JOHN ROBBINS/Bullet News
NIAGARA FALLS – A critical piece of medical equipment at Greater Niagara General hospital on Niagara Falls is on life support. And now hospital officials are hoping the public will help come to its aid.
The GNGH Foundation is about to embark on a major fundraising campaign to replace the limping CT scanner. The situation is so serious that the diagnostic machine has jumped to the top of the queue of the hospital’s many equipment needs.
“It’s urgent and critical,” said Foundation Chairwoman Ruth-Ann Nieuwesteeg. “We’ve been told the scanner we have now is breaking down too much. It’s old and it needs to be replaced. This is a basic and crucial piece of equipment. We need a new one as soon as possible.”
The hospital’s CT scanner has been out of service twice this year. While it’s up and running now, Niagara Health System officials say its time a replacement machine is purchased and installed – something that’s expected to cost around $2.4 million. Governments do not pay for equipment needs. That kind of funding has to be raised locally, which is the job of hospital foundations.
“It’s such an important piece of equipment,” said Bonnie Sipos, regional director of diagnostics at the NHS.
CT stands for “computed tomography.” The machine is sometimes called a CAT (computed axial tomography) scanner. The CT scanner uses a computer and X-rays to create a two-dimensional cross-sectional images of the body. The painless procedure is used to help diagnosis illness and injury in both in-patients and out-patients. It’s considered an essential diagnostic tool for emergency care.
Niagara has three hospitals with emergency departments – GNGH, St. Catharines General and Welland County General. Each of these hospitals is equipped with a single CT scanner.
While each CT scanner is important, the one at GNGH is even more so since it supports the regional stroke centre located there.
The CT scanner at GNGH came into service in March 2005.
In June and again in August of this year, the machine broke down and was out of service for a period of time for repairs. Officials say locating parts for the current unit is becoming difficult and time consuming.
“That’s when we decided we need to replace it,” Sipos said. “The unit still does good CTs, but it’s getting old.”
The CT scanner is so important that the NHS relies on a special protocol that’s put into effect when the machine goes down. In some cases that means transporting hospital patients to other hospitals for scans or having ambulances redirect elsewhere if an emergency patient is in immediate need of a scan.
It’s an inconvenience for patients and an added cost to the NHS when it has to pay for patient transfers.
While seven years doesn’t sound that old, Sipos said “that’s about the expected life cycle of that equipment.”
Sipos stressed that at present the machine is working, is safe and is producing good-quality images. However, the hospital needs to have a reliable machine.
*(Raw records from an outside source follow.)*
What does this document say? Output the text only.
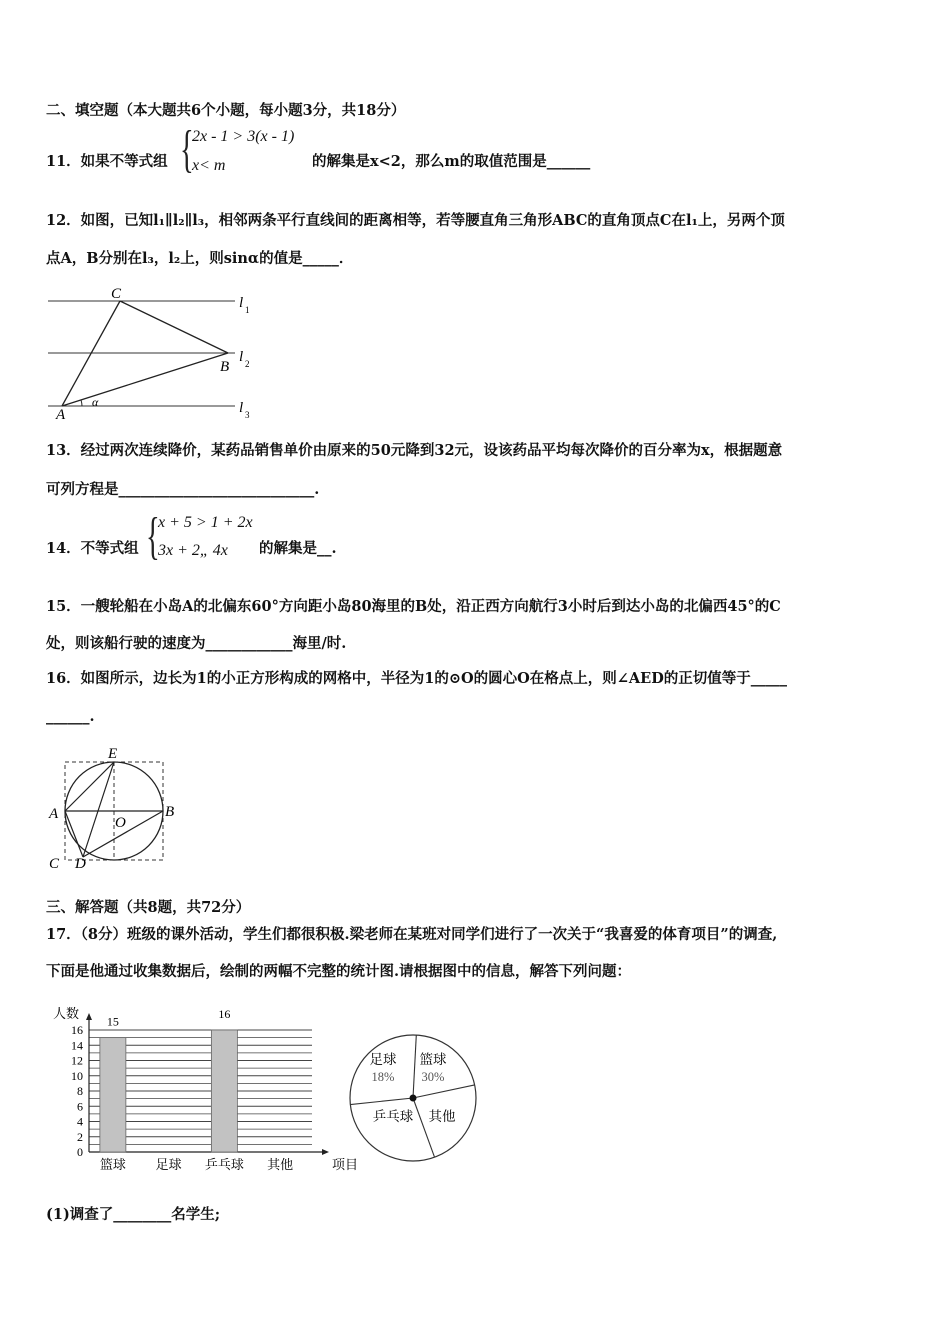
二、填空题（本大题共6个小题，每小题3分，共18分）
11．如果不等式组 {
2x - 1 > 3(x - 1)
x< m	的解集是x<2，那么m的取值范围是______
12．如图，已知l₁∥l₂∥l₃，相邻两条平行直线间的距离相等，若等腰直角三角形ABC的直角顶点C在l₁上，另两个顶
点A，B分别在l₃，l₂上，则sinα的值是_____．
C
B
A
α
l 1
l 2
l 3
13．经过两次连续降价，某药品销售单价由原来的50元降到32元，设该药品平均每次降价的百分率为x，根据题意
可列方程是___________________________.
14．不等式组 {
x + 5 > 1 + 2x
3x + 2„ 4x 的解集是__.
15．一艘轮船在小岛A的北偏东60°方向距小岛80海里的B处，沿正西方向航行3小时后到达小岛的北偏西45°的C
处，则该船行驶的速度为____________海里/时.
16．如图所示，边长为1的小正方形构成的网格中，半径为1的⊙O的圆心O在格点上，则∠AED的正切值等于_____
______.
E
A	B
O
C D
三、解答题（共8题，共72分）
17．（8分）班级的课外活动，学生们都很积极.梁老师在某班对同学们进行了一次关于“我喜爱的体育项目”的调查,
下面是他通过收集数据后，绘制的两幅不完整的统计图.请根据图中的信息，解答下列问题：
0
2
4
6
8
10
12
14
16
人数
项目
15
篮球 足球
16
乒乓球 其他
足球
18%
篮球
30%
乒乓球 其他
(1)调查了________名学生;
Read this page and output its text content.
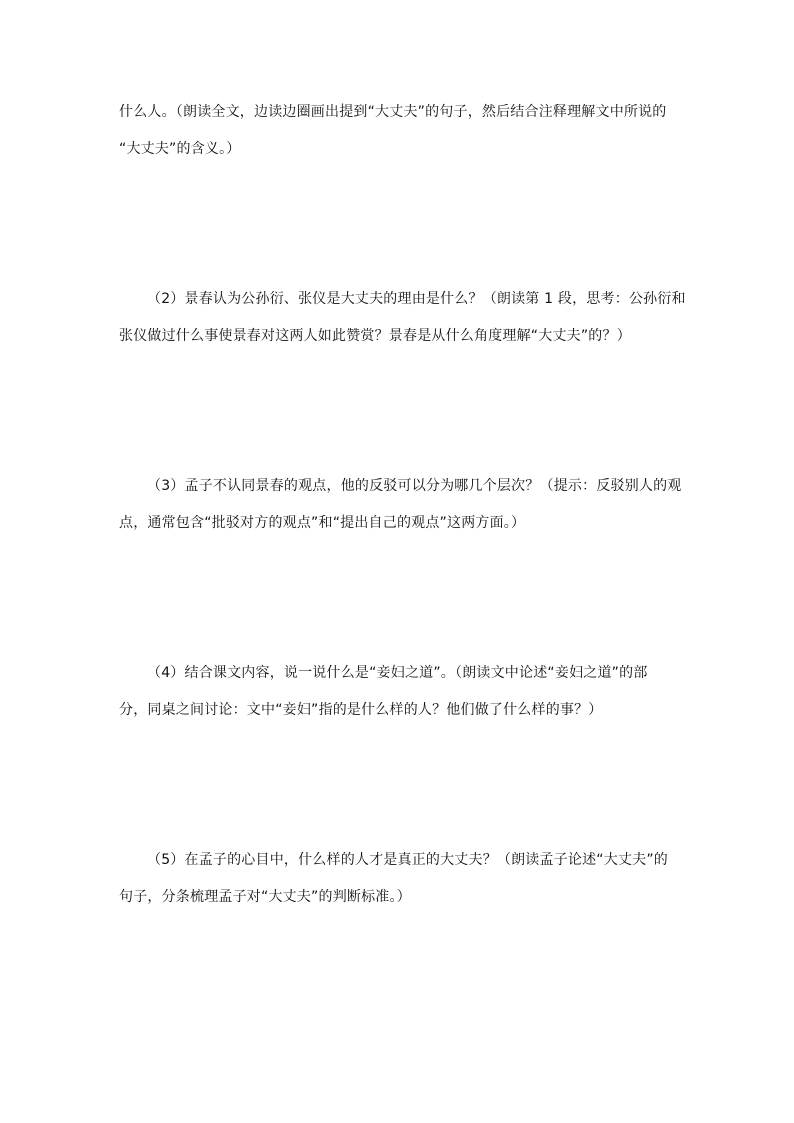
什么人。（朗读全文，边读边圈画出提到“大丈夫”的句子，然后结合注释理解文中所说的
“大丈夫”的含义。）

（2）景春认为公孙衍、张仪是大丈夫的理由是什么？（朗读第 1 段，思考：公孙衍和
张仪做过什么事使景春对这两人如此赞赏？景春是从什么角度理解“大丈夫”的？）

（3）孟子不认同景春的观点，他的反驳可以分为哪几个层次？（提示：反驳别人的观
点，通常包含“批驳对方的观点”和“提出自己的观点”这两方面。）

（4）结合课文内容，说一说什么是“妾妇之道”。（朗读文中论述“妾妇之道”的部
分，同桌之间讨论：文中“妾妇”指的是什么样的人？他们做了什么样的事？）

（5）在孟子的心目中，什么样的人才是真正的大丈夫？（朗读孟子论述“大丈夫”的
句子，分条梳理孟子对“大丈夫”的判断标准。）
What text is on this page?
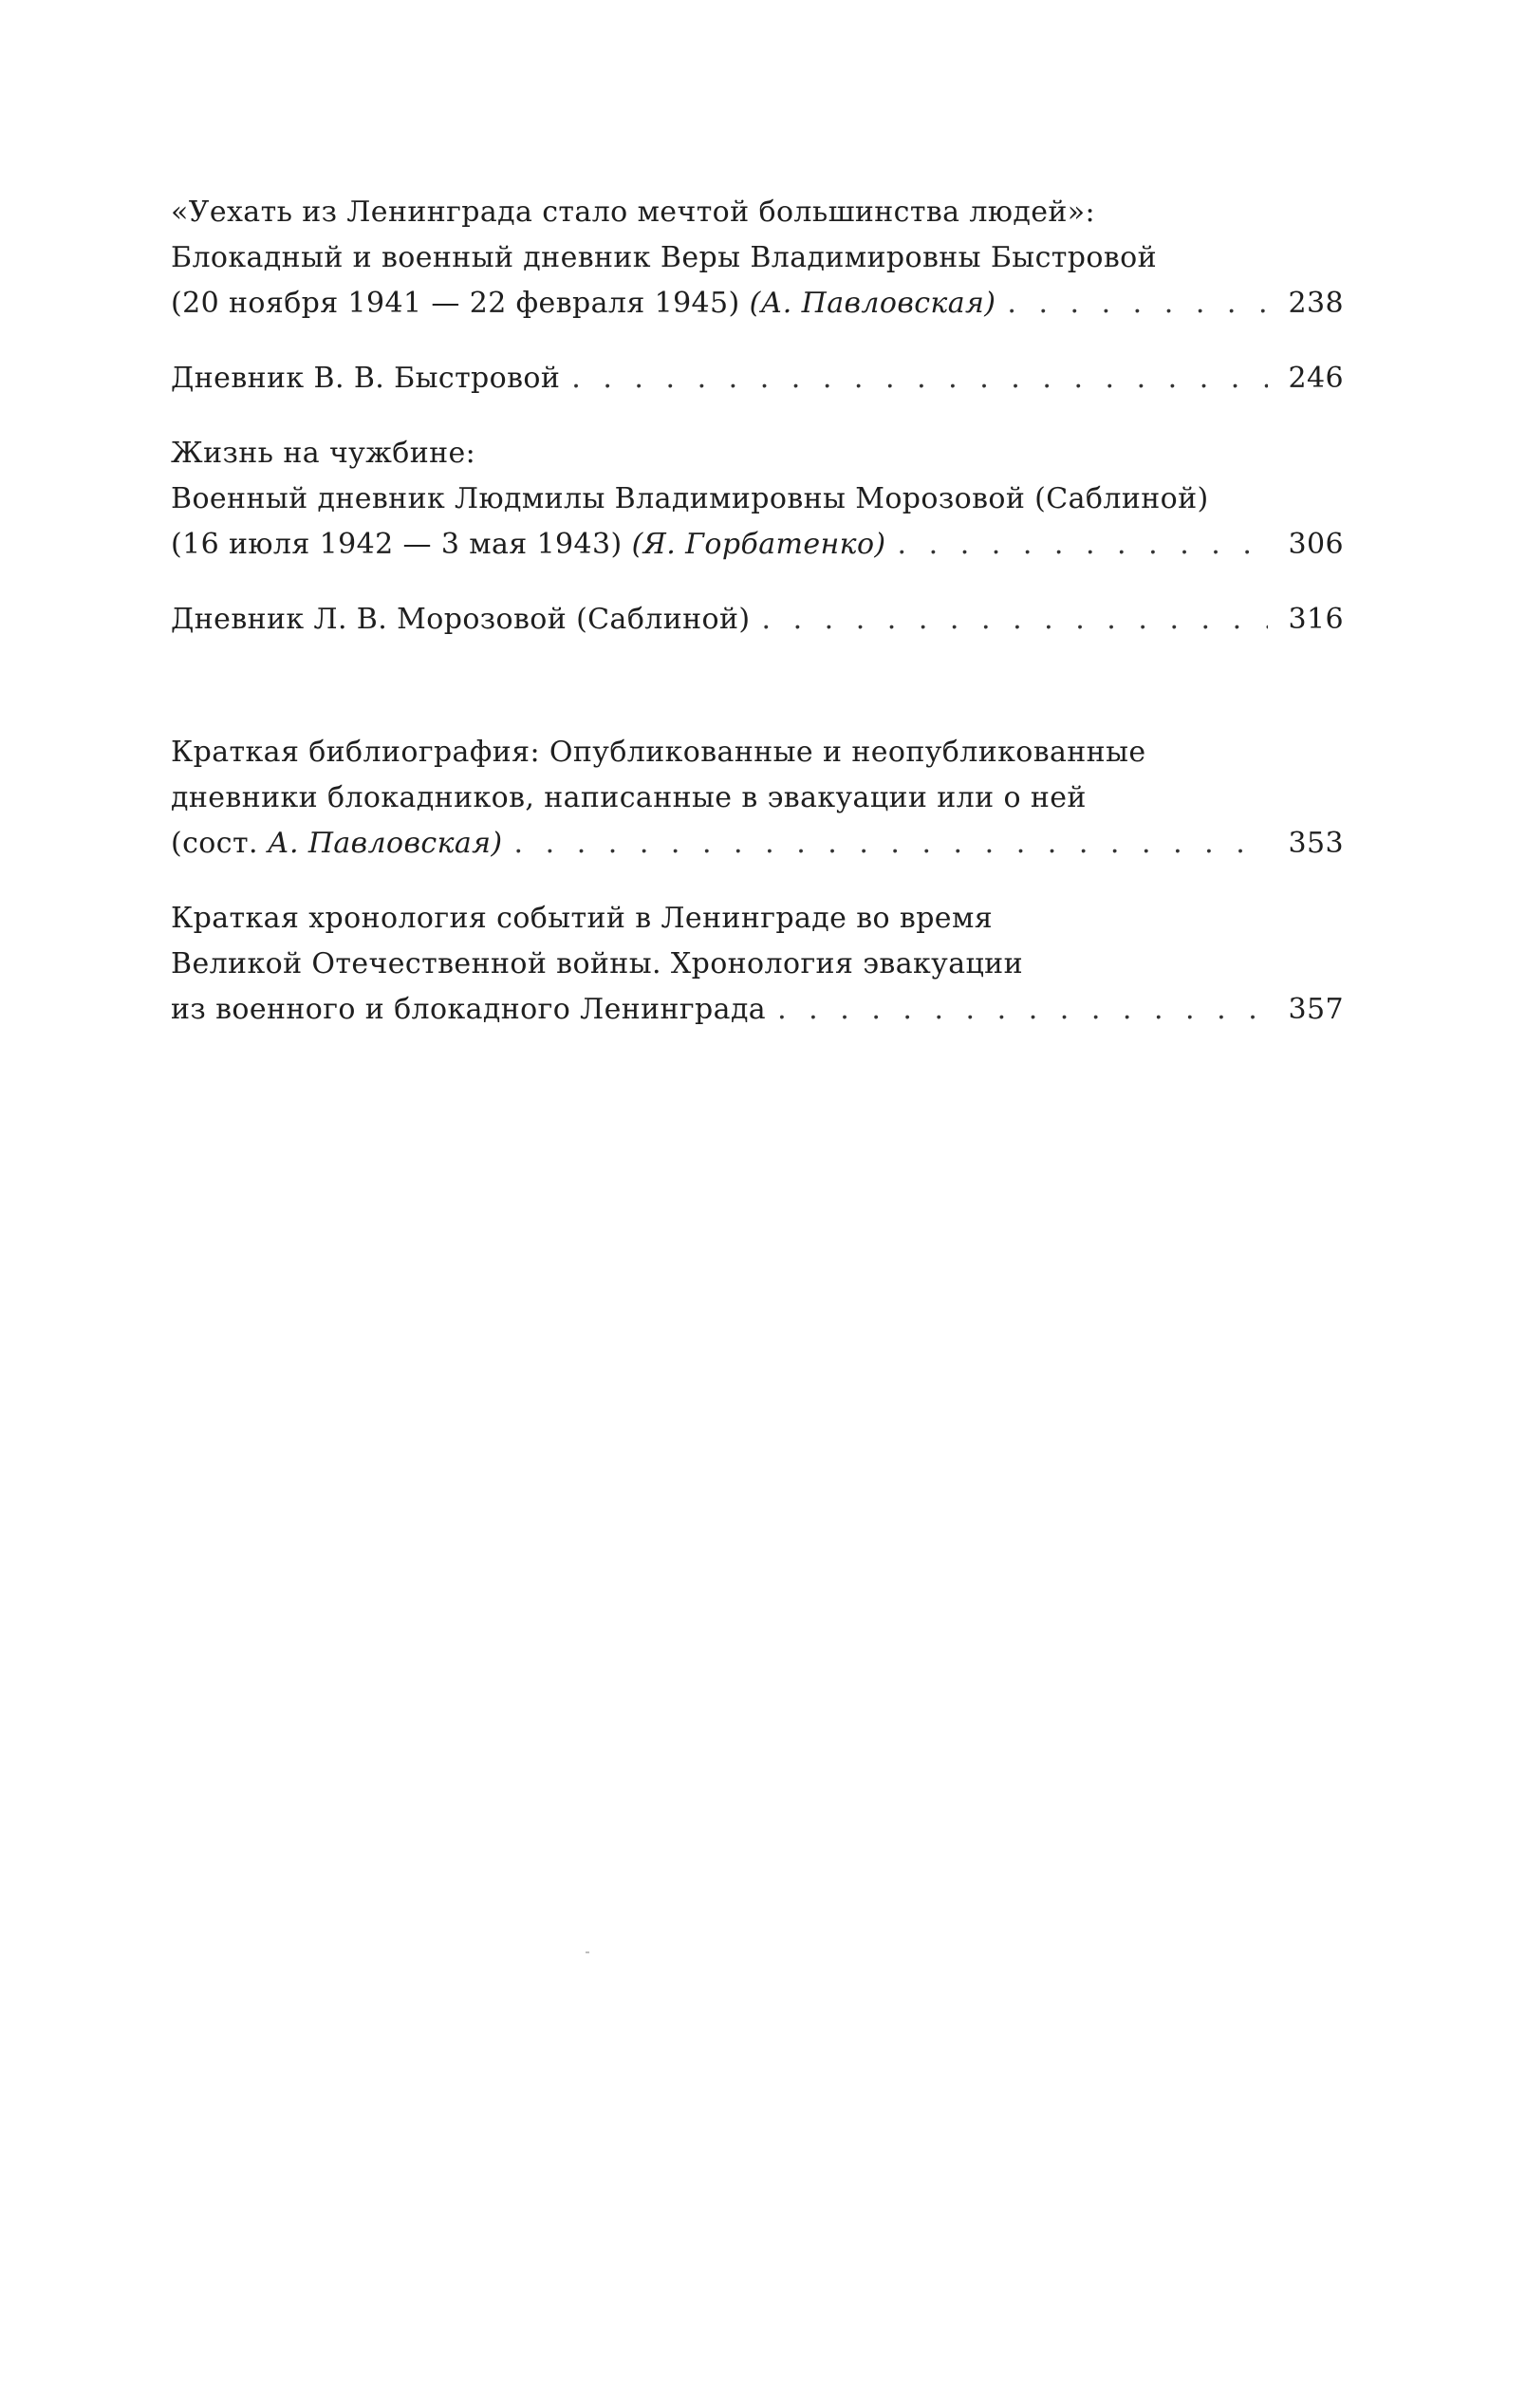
«Уехать из Ленинграда стало мечтой большинства людей»:
Блокадный и военный дневник Веры Владимировны Быстровой
(20 ноября 1941 — 22 февраля 1945) (А. Павловская) . . .	238
Дневник В. В. Быстровой . . .	246
Жизнь на чужбине:
Военный дневник Людмилы Владимировны Морозовой (Саблиной)
(16 июля 1942 — 3 мая 1943) (Я. Горбатенко) . . .	306
Дневник Л. В. Морозовой (Саблиной) . . .	316
Краткая библиография: Опубликованные и неопубликованные
дневники блокадников, написанные в эвакуации или о ней
(сост. А. Павловская) . . .	353
Краткая хронология событий в Ленинграде во время
Великой Отечественной войны. Хронология эвакуации
из военного и блокадного Ленинграда . . .	357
The GNGH CT scanner is a busy piece of equipment, performing roughly 14,000 scans a year. That translates into about 44 a day, and sometimes as many as 50, during a regular shift. Technicians are also on call to do emergency head scans around the clock.
Nieuwesteeg said the campaign will get underway soon, but she didn’t have a precise timetable. She acknowledged raising money will not be easy, coming so soon on the conclusion of the It’s Our Time Campaign that brought in almost $41 million, $25 million for the new hospital, regional cancer centre and cardiac catheterization lab currently under construction in St. Catharines.
“Hospital equipment is so expensive,” Nieuwesteeg said. “It won’t be easy to raise the money, but it is so necessary. We’re in a constant state of fundraising. When one campaign ends, another begins. It’s just how it is. Equipment gets old and breaks down.”
GNGH Foundation executive director Mike Somerville said the annual budget of the foundation is $1.349 million, although the annual equipment needs tally about $5 million.
Sipos said the NHS is tendering for a replacement machine and hopes to make the purchase in March. Potential vendors are being told the NHS wants to proceed with immediate installation.
Once purchased, installing the new scanner, including electrical work and upgrades that will be needed to support the new unit, is expected to take about eight weeks, Sipos said.
She said while this particular scanner is located at GNGH, the fundraising campaign to pay for a replacement should be seen as a benefit to the whole region.
“It’s for Niagara,” said Sipos. “It’s for the benefit of all of our patients.”